O embaixador Thomas Greminger, representante do Ministério de Assuntos Exteriores da Suíça, considerou hoje que, apesar do fracasso da tentativa de atendimento a Ingrid Betancourt, era necessário correr tal risco e disse que continuará tentando um acordo com as Farc.

"O processo tem altos e baixos. É preciso ser paciente e não se deixar desanimar pelo fracasso desta missão", declarou o diplomata suíço.

As Farc anunciaram na terça-feira em comunicado que a missão "não é procedente" porque não foi previamente acordada com a guerrilha e afirmaram que foi resultado da "má fé" do presidente da Colômbia, Álvaro Uribe, perante o Palácio do Eliseu.

A chefia da guerrilha disse que a morte de um dos líderes dos rebeldes, "Raúl Reyes", em uma operação militar colombiana em território equatoriano no dia 1º de março feriu "mortalmente a esperança do acordo humanitário" para a troca de reféns por guerrilheiros presos.

Para negociar essa troca de quase 40 seqüestrados, incluindo Betancourt, por 500 guerrilheiros presos, as Farc exigem que Uribe desmilitarize os municípios de Pradera e Florida, algo que o Governo colombiano se recusa a fazer.

Diante da rejeição dos rebeldes à missão médica, Paris anunciou na terça-feira a saída de Bogotá do grupo de assistência e a futura viagem de Bernard Kouchner à região para "reavaliar a situação" com os dirigentes dos países envolvidos.

É provável que o ministro visite pelo menos Colômbia e Venezuela, dado o papel-chave que o presidente venezuelano, Hugo Chávez, teve na libertação de seis reféns das Farc em janeiro e fevereiro.

A porta-voz do ministério de Assuntos Exteriores francês se limitou a dizer que o país "explora todos os caminhos possíveis para obter a libertação dos reféns".

Em entrevista coletiva concedida na terça-feira antes de as Farc recusarem a presença da missão humanitária, Kouchner declarou que se essa estratégia fracassasse, seria preciso inventar "outra coisa".

"É preciso repensar a estratégia" e "refletir sobre novos rumos de trabalho", disseram fontes francesas à Agência Efe.

Pessoas próximas a Betancourt receberam a rejeição das Farc como um novo golpe.

O ex-marido da refém e pai de seus dois filhos, Fabrice Delloye, agradeceu França, Espanha e Suíça pelo envio da missão, mas declarou à Agência Efe que é "uma imensa decepção que as Farc não tenham respondido à mão estendida" pelos três países.

Delloye ainda disse que esta rejeição é "ainda mais difícil" pelo fato de que as Farc não informaram em sua nota sobre o estado de saúde da refém.

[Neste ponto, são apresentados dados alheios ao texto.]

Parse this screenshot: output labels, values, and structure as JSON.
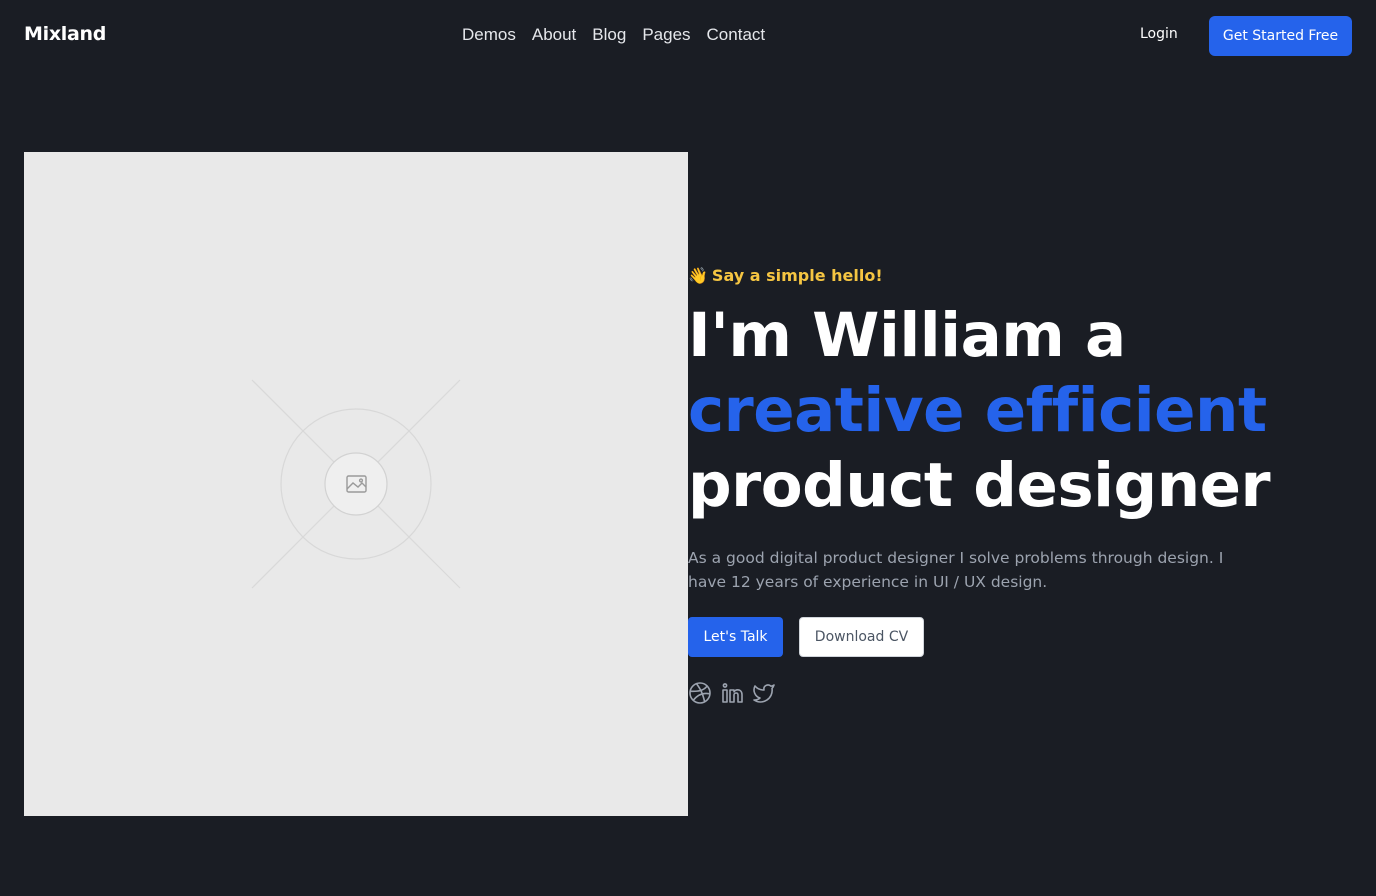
{
  "header": {
    "logo": "Mixland",
    "nav": [
      "Demos",
      "About",
      "Blog",
      "Pages",
      "Contact"
    ],
    "login_label": "Login",
    "cta_label": "Get Started Free"
  },
  "hero": {
    "image_icon": "image-placeholder-icon",
    "eyebrow_emoji": "👋",
    "eyebrow_text": "Say a simple hello!",
    "headline_line1": "I'm William a",
    "headline_line2": "creative efficient",
    "headline_line3": "product designer",
    "lead": "As a good digital product designer I solve problems through design. I have 12 years of experience in UI / UX design.",
    "primary_button": "Let's Talk",
    "secondary_button": "Download CV",
    "socials": [
      "dribbble-icon",
      "linkedin-icon",
      "twitter-icon"
    ]
  },
  "colors": {
    "background": "#1a1d24",
    "accent": "#2563eb",
    "eyebrow": "#f5c542",
    "muted_text": "#9ca3af",
    "placeholder_bg": "#e9e9e9"
  }
}
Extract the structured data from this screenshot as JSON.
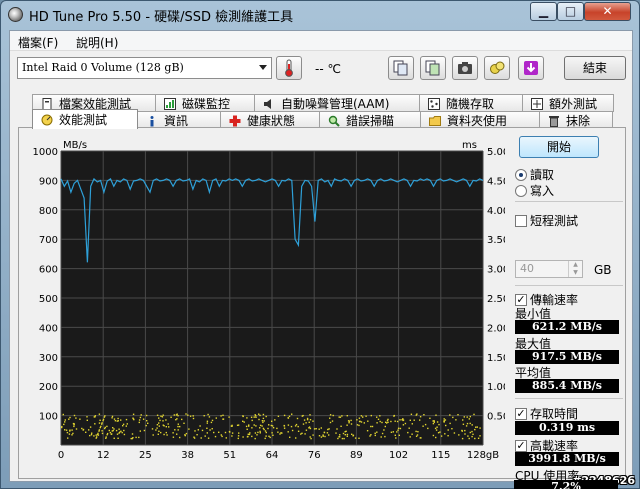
{
  "window": {
    "title": "HD Tune Pro 5.50 - 硬碟/SSD 檢測維護工具"
  },
  "menu": [
    {
      "label": "檔案(F)"
    },
    {
      "label": "說明(H)"
    }
  ],
  "toolbar": {
    "drive": "Intel   Raid 0 Volume (128 gB)",
    "temperature": "-- ℃",
    "exit_label": "結束",
    "icons": [
      "thermometer-icon",
      "copy-info-icon",
      "copy-image-icon",
      "camera-icon",
      "options-icon",
      "download-icon"
    ]
  },
  "tabs_top": [
    {
      "label": "檔案效能測試",
      "icon": "file-benchmark-icon"
    },
    {
      "label": "磁碟監控",
      "icon": "disk-monitor-icon"
    },
    {
      "label": "自動噪聲管理(AAM)",
      "icon": "speaker-icon"
    },
    {
      "label": "隨機存取",
      "icon": "random-access-icon"
    },
    {
      "label": "額外測試",
      "icon": "extra-tests-icon"
    }
  ],
  "tabs_bottom": [
    {
      "label": "效能測試",
      "icon": "benchmark-icon",
      "active": true
    },
    {
      "label": "資訊",
      "icon": "info-icon"
    },
    {
      "label": "健康狀態",
      "icon": "health-icon"
    },
    {
      "label": "錯誤掃瞄",
      "icon": "error-scan-icon"
    },
    {
      "label": "資料夾使用",
      "icon": "folder-icon"
    },
    {
      "label": "抹除",
      "icon": "erase-icon"
    }
  ],
  "controls": {
    "start_label": "開始",
    "read_label": "讀取",
    "write_label": "寫入",
    "mode": "read",
    "short_test_label": "短程測試",
    "short_test_checked": false,
    "short_test_size": "40",
    "size_unit": "GB",
    "transfer_rate_label": "傳輸速率",
    "transfer_rate_checked": true,
    "min_label": "最小值",
    "min_value": "621.2 MB/s",
    "max_label": "最大值",
    "max_value": "917.5 MB/s",
    "avg_label": "平均值",
    "avg_value": "885.4 MB/s",
    "access_time_label": "存取時間",
    "access_time_checked": true,
    "access_time_value": "0.319 ms",
    "burst_rate_label": "高載速率",
    "burst_rate_checked": true,
    "burst_rate_value": "3991.8 MB/s",
    "cpu_label": "CPU 使用率",
    "cpu_value": "7.2%"
  },
  "watermark": "#2248626",
  "chart_data": {
    "type": "line",
    "y_left_label": "MB/s",
    "y_right_label": "ms",
    "ylim": [
      0,
      1000
    ],
    "y2lim": [
      0,
      5
    ],
    "xlim": [
      0,
      128
    ],
    "x_unit": "gB",
    "grid": true,
    "x_ticks": [
      "0",
      "12",
      "25",
      "38",
      "51",
      "64",
      "76",
      "89",
      "102",
      "115",
      "128gB"
    ],
    "y_ticks": [
      "1000",
      "900",
      "800",
      "700",
      "600",
      "500",
      "400",
      "300",
      "200",
      "100"
    ],
    "y2_ticks": [
      "5.00",
      "4.50",
      "4.00",
      "3.50",
      "3.00",
      "2.50",
      "2.00",
      "1.50",
      "1.00",
      "0.50"
    ],
    "transfer_rate": {
      "x": [
        0,
        1,
        2,
        3,
        4,
        5,
        6,
        7,
        8,
        9,
        10,
        11,
        12,
        13,
        14,
        15,
        16,
        17,
        18,
        19,
        20,
        21,
        22,
        23,
        24,
        25,
        26,
        27,
        28,
        29,
        30,
        31,
        32,
        33,
        34,
        35,
        36,
        37,
        38,
        39,
        40,
        41,
        42,
        43,
        44,
        45,
        46,
        47,
        48,
        49,
        50,
        51,
        52,
        53,
        54,
        55,
        56,
        57,
        58,
        59,
        60,
        61,
        62,
        63,
        64,
        65,
        66,
        67,
        68,
        69,
        70,
        71,
        72,
        73,
        74,
        75,
        76,
        77,
        78,
        79,
        80,
        81,
        82,
        83,
        84,
        85,
        86,
        87,
        88,
        89,
        90,
        91,
        92,
        93,
        94,
        95,
        96,
        97,
        98,
        99,
        100,
        101,
        102,
        103,
        104,
        105,
        106,
        107,
        108,
        109,
        110,
        111,
        112,
        113,
        114,
        115,
        116,
        117,
        118,
        119,
        120,
        121,
        122,
        123,
        124,
        125,
        126,
        127,
        128
      ],
      "y": [
        905,
        880,
        898,
        860,
        890,
        900,
        870,
        840,
        621,
        880,
        905,
        895,
        900,
        860,
        898,
        905,
        880,
        900,
        895,
        905,
        900,
        870,
        898,
        900,
        905,
        900,
        880,
        860,
        900,
        905,
        898,
        900,
        905,
        900,
        880,
        900,
        905,
        898,
        900,
        905,
        870,
        900,
        895,
        905,
        900,
        860,
        900,
        905,
        880,
        900,
        898,
        905,
        900,
        905,
        900,
        880,
        900,
        905,
        898,
        900,
        905,
        900,
        895,
        900,
        905,
        900,
        880,
        900,
        898,
        905,
        900,
        700,
        680,
        880,
        900,
        898,
        880,
        760,
        900,
        905,
        895,
        900,
        880,
        905,
        900,
        898,
        905,
        900,
        880,
        900,
        905,
        898,
        900,
        905,
        900,
        880,
        900,
        905,
        898,
        900,
        905,
        900,
        895,
        900,
        905,
        900,
        880,
        900,
        898,
        905,
        900,
        905,
        900,
        880,
        900,
        905,
        898,
        900,
        905,
        900,
        895,
        900,
        905,
        900,
        880,
        900,
        898,
        905,
        900
      ]
    },
    "access_time_ms": [
      0.319
    ],
    "burst_rate_mbs": [
      3991.8
    ]
  }
}
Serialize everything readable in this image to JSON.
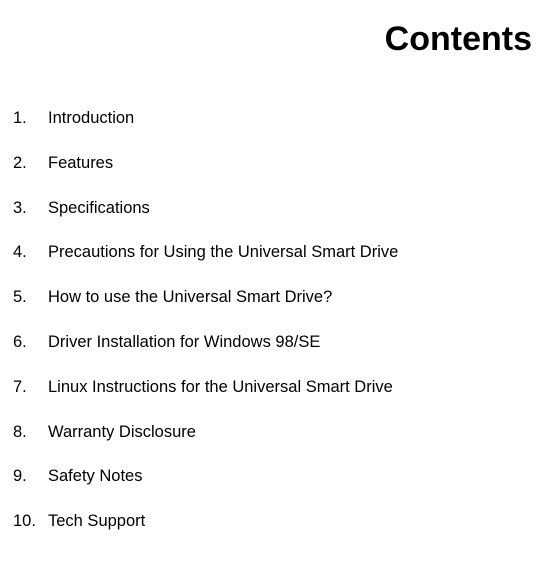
{
  "title": "Contents",
  "items": [
    {
      "num": "1.",
      "label": "Introduction"
    },
    {
      "num": "2.",
      "label": "Features"
    },
    {
      "num": "3.",
      "label": "Specifications"
    },
    {
      "num": "4.",
      "label": "Precautions for Using the Universal Smart Drive"
    },
    {
      "num": "5.",
      "label": "How to use the Universal Smart Drive?"
    },
    {
      "num": "6.",
      "label": "Driver Installation for Windows 98/SE"
    },
    {
      "num": "7.",
      "label": "Linux Instructions for the Universal Smart Drive"
    },
    {
      "num": "8.",
      "label": "Warranty Disclosure"
    },
    {
      "num": "9.",
      "label": "Safety Notes"
    },
    {
      "num": "10.",
      "label": "Tech Support"
    }
  ]
}
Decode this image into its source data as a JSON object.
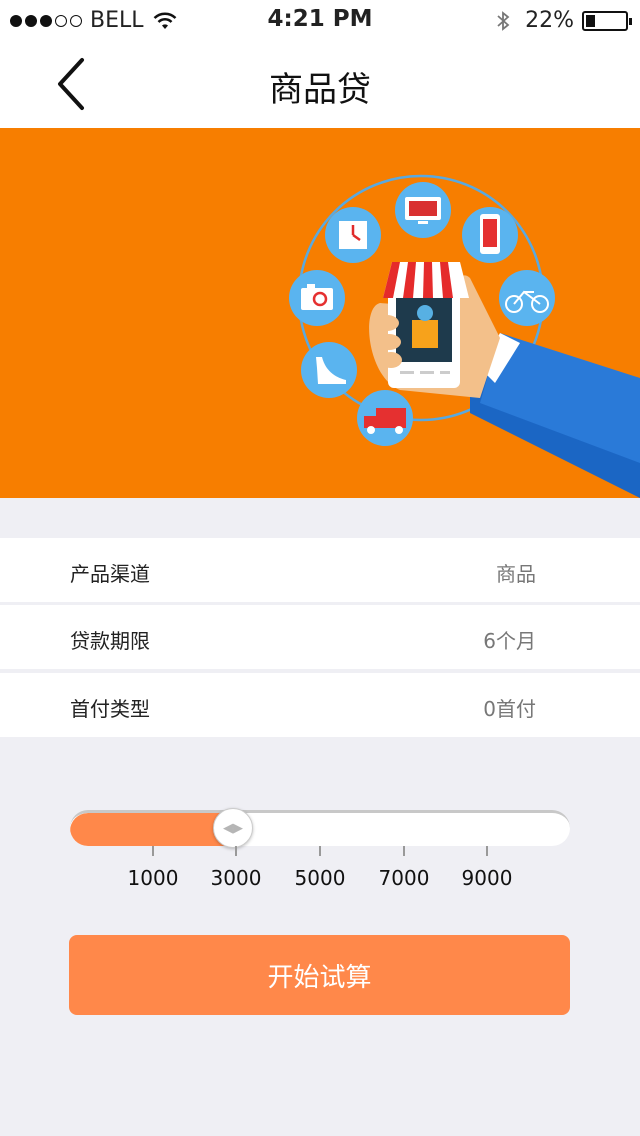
{
  "status": {
    "carrier": "BELL",
    "time": "4:21 PM",
    "battery": "22%",
    "signal_bars_filled": 3,
    "signal_bars_total": 5
  },
  "nav": {
    "title": "商品贷"
  },
  "details": [
    {
      "label": "产品渠道",
      "value": "商品"
    },
    {
      "label": "贷款期限",
      "value": "6个月"
    },
    {
      "label": "首付类型",
      "value": "0首付"
    }
  ],
  "slider": {
    "ticks": [
      "1000",
      "3000",
      "5000",
      "7000",
      "9000"
    ],
    "value": "3000"
  },
  "cta": {
    "label": "开始试算"
  },
  "colors": {
    "banner": "#f77e00",
    "accent": "#ff884a",
    "background": "#efeff4"
  }
}
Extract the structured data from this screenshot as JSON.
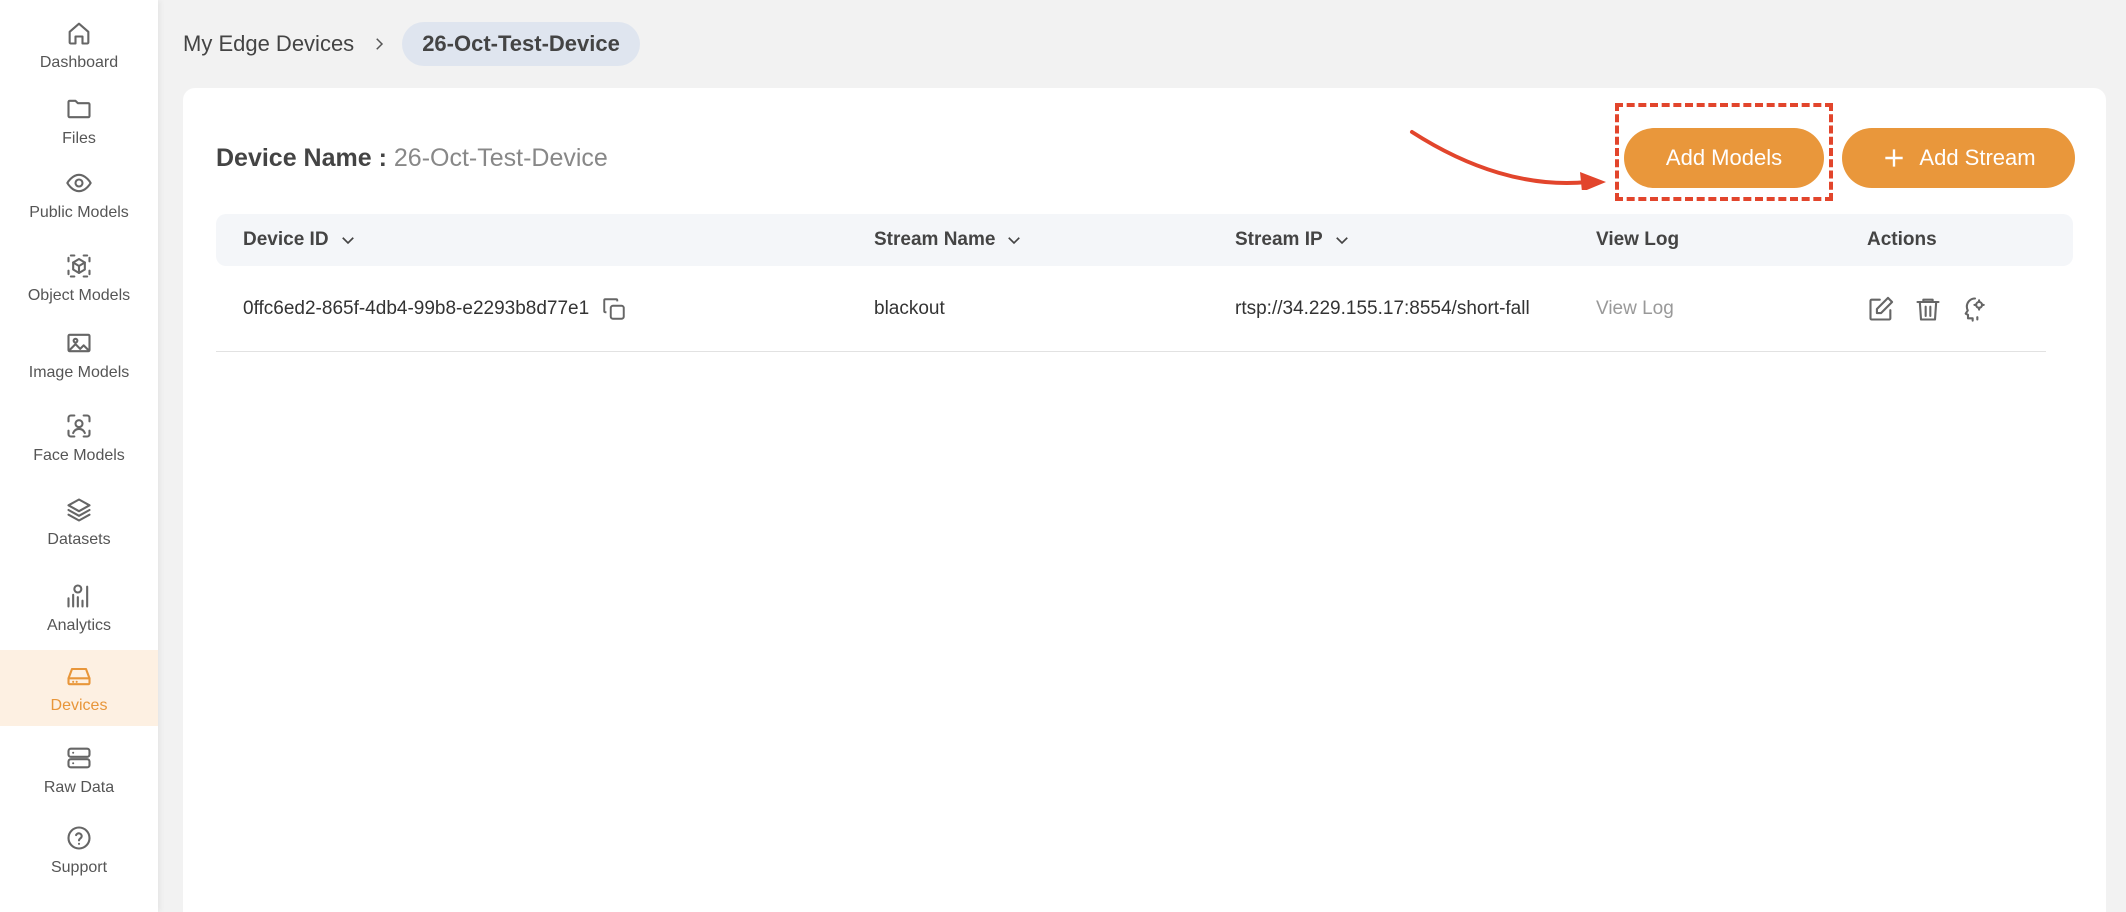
{
  "sidebar": {
    "items": [
      {
        "label": "Dashboard",
        "icon": "home-icon"
      },
      {
        "label": "Files",
        "icon": "folder-icon"
      },
      {
        "label": "Public Models",
        "icon": "eye-icon"
      },
      {
        "label": "Object Models",
        "icon": "cube-icon"
      },
      {
        "label": "Image Models",
        "icon": "image-icon"
      },
      {
        "label": "Face Models",
        "icon": "face-scan-icon"
      },
      {
        "label": "Datasets",
        "icon": "layers-icon"
      },
      {
        "label": "Analytics",
        "icon": "analytics-icon"
      },
      {
        "label": "Devices",
        "icon": "drive-icon",
        "active": true
      },
      {
        "label": "Raw Data",
        "icon": "server-icon"
      },
      {
        "label": "Support",
        "icon": "help-circle-icon"
      }
    ]
  },
  "breadcrumb": {
    "parent": "My Edge Devices",
    "current": "26-Oct-Test-Device"
  },
  "device": {
    "name_key": "Device Name :",
    "name_value": "26-Oct-Test-Device"
  },
  "actions": {
    "add_models": "Add Models",
    "add_stream": "Add Stream"
  },
  "table": {
    "headers": {
      "device_id": "Device ID",
      "stream_name": "Stream Name",
      "stream_ip": "Stream IP",
      "view_log": "View Log",
      "actions": "Actions"
    },
    "rows": [
      {
        "device_id": "0ffc6ed2-865f-4db4-99b8-e2293b8d77e1",
        "stream_name": "blackout",
        "stream_ip": "rtsp://34.229.155.17:8554/short-fall",
        "view_log": "View Log"
      }
    ]
  },
  "colors": {
    "accent": "#e9973b",
    "highlight": "#e2452c",
    "active_bg": "#fdf0e2"
  }
}
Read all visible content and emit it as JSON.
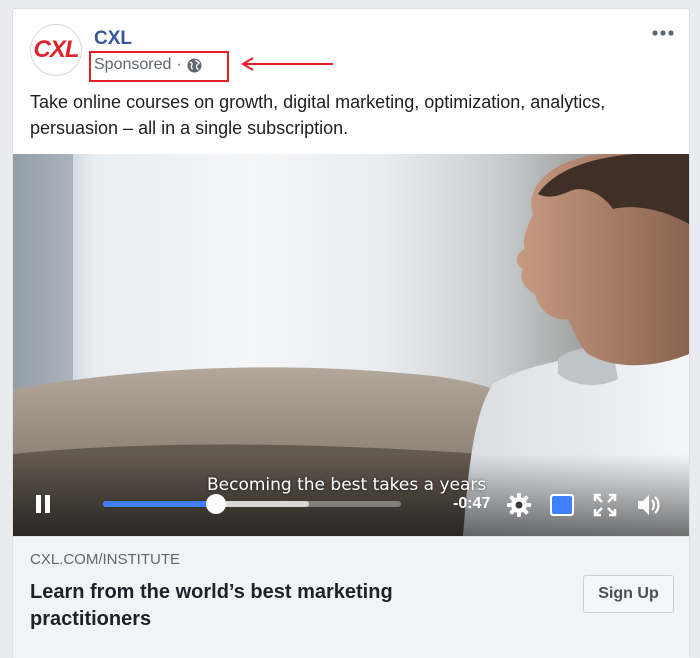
{
  "post": {
    "page_name": "CXL",
    "avatar_text": "CXL",
    "sponsored_label": "Sponsored",
    "separator": "·",
    "audience_icon": "globe-icon",
    "more_icon": "more-options-icon",
    "text": "Take online courses on growth, digital marketing, optimization, analytics, persuasion – all in a single subscription."
  },
  "annotation": {
    "highlight_color": "#e41e26",
    "arrow_icon": "left-arrow-icon"
  },
  "video": {
    "caption": "Becoming the best takes a years",
    "time_remaining": "-0:47",
    "progress_played": 0.38,
    "progress_buffered": 0.69,
    "controls": {
      "pause_icon": "pause-icon",
      "settings_icon": "gear-icon",
      "pip_icon": "picture-in-picture-icon",
      "fullscreen_icon": "fullscreen-icon",
      "volume_icon": "volume-icon"
    }
  },
  "link": {
    "domain": "CXL.COM/INSTITUTE",
    "title": "Learn from the world’s best marketing practitioners",
    "cta_label": "Sign Up"
  },
  "colors": {
    "page_name": "#385898",
    "progress": "#4080ff",
    "brand_red": "#e0232b"
  }
}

O ex-marido disse que, diante das atitudes da guerrilha, a "única esperança" é se voltar para o presidente colombiano.

Ele defendeu que "todos" os chefes de Estado digam a Uribe para que aceite negociar com as Farc em Pradera e Florida, onde observadores ou uma força internacional de paz poderiam agir para "resolver esta crise o mais rápido possível".

Astrid Betancourt, irmã da refém, pediu o "restabelecimento de um clima de confiança" para permitir a negociação do acordo humanitário para o qual as Farc deixam "a porta aberta".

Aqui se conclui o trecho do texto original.